I started immediately. As I let go of all of my old remembered thoughts, I saw my burdens: head of the household, big sense of responsibility, having to earn money to support my family. All of this thinking was what made me want to drink alcohol and escape the pressures. This was causing my panic disorder!
If You Let Go of Your Pictures, It’s Easier to Control Your Panic Attacks
In my mind, all the emotions and thoughts that emerged under certain circumstances were stress, so I kept throwing away all of the pictures I had accumulated in my life. I also let go of all my fear of panic attacks, difficult experiences, and anxiety. As soon as I was 100% sure that those minds didn’t really exist, I was able to control my panic attacks more easily than with any cognitive therapy.

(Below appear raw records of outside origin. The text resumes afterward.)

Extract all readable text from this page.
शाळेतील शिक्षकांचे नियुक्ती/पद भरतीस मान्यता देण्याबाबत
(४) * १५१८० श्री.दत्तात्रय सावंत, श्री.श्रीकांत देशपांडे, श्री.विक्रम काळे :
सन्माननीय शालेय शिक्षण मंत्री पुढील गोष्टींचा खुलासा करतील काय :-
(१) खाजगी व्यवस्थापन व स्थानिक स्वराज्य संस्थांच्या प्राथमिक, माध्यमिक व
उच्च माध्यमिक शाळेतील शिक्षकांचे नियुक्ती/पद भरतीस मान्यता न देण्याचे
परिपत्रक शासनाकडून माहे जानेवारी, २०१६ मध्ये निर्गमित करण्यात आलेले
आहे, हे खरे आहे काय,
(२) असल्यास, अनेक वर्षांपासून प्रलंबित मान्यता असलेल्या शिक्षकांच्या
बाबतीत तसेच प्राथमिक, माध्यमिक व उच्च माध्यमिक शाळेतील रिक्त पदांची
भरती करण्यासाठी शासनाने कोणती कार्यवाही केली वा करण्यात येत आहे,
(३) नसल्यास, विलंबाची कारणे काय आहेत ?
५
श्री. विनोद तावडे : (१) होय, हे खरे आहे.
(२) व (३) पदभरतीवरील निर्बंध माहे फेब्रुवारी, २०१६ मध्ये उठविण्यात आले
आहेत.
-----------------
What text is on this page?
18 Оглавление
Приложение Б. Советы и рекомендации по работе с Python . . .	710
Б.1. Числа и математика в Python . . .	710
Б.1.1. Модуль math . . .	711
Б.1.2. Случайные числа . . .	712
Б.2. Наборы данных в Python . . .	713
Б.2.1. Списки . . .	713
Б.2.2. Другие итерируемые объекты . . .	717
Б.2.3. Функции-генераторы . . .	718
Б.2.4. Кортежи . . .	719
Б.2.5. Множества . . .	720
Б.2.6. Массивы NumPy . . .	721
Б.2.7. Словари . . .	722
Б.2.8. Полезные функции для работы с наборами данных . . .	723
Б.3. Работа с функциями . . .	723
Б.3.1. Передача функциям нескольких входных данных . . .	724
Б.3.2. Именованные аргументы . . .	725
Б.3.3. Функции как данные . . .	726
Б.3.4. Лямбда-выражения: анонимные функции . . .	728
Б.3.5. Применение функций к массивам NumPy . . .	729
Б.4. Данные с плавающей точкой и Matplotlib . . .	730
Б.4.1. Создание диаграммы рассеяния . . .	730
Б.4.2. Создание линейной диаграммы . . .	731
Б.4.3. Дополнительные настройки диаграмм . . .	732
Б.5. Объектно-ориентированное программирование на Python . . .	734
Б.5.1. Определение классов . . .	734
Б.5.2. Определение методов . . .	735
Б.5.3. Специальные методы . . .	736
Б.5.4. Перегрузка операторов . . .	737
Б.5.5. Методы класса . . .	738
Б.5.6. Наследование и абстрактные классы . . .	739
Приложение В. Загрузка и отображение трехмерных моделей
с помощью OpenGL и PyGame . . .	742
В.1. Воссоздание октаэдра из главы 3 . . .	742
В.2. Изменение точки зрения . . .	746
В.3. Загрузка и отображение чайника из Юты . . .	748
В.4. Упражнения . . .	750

The more I discarded the pictures from my mind, the better my symptoms became. Soon, I stopped taking medicine and hardly ever consumed alcohol at all. Now I know that if there seems to be any signs that I may panic, it’s possible to prevent my stress and mind by just letting it go. This meditation is like a dream and I am so grateful to be able to overcome the terrible panic disorder that I had. My prayer, as a person who has suffered the pain from this disease, is that everyone who is struggling with panic disorder should just meditate and escape from your pain and suffering.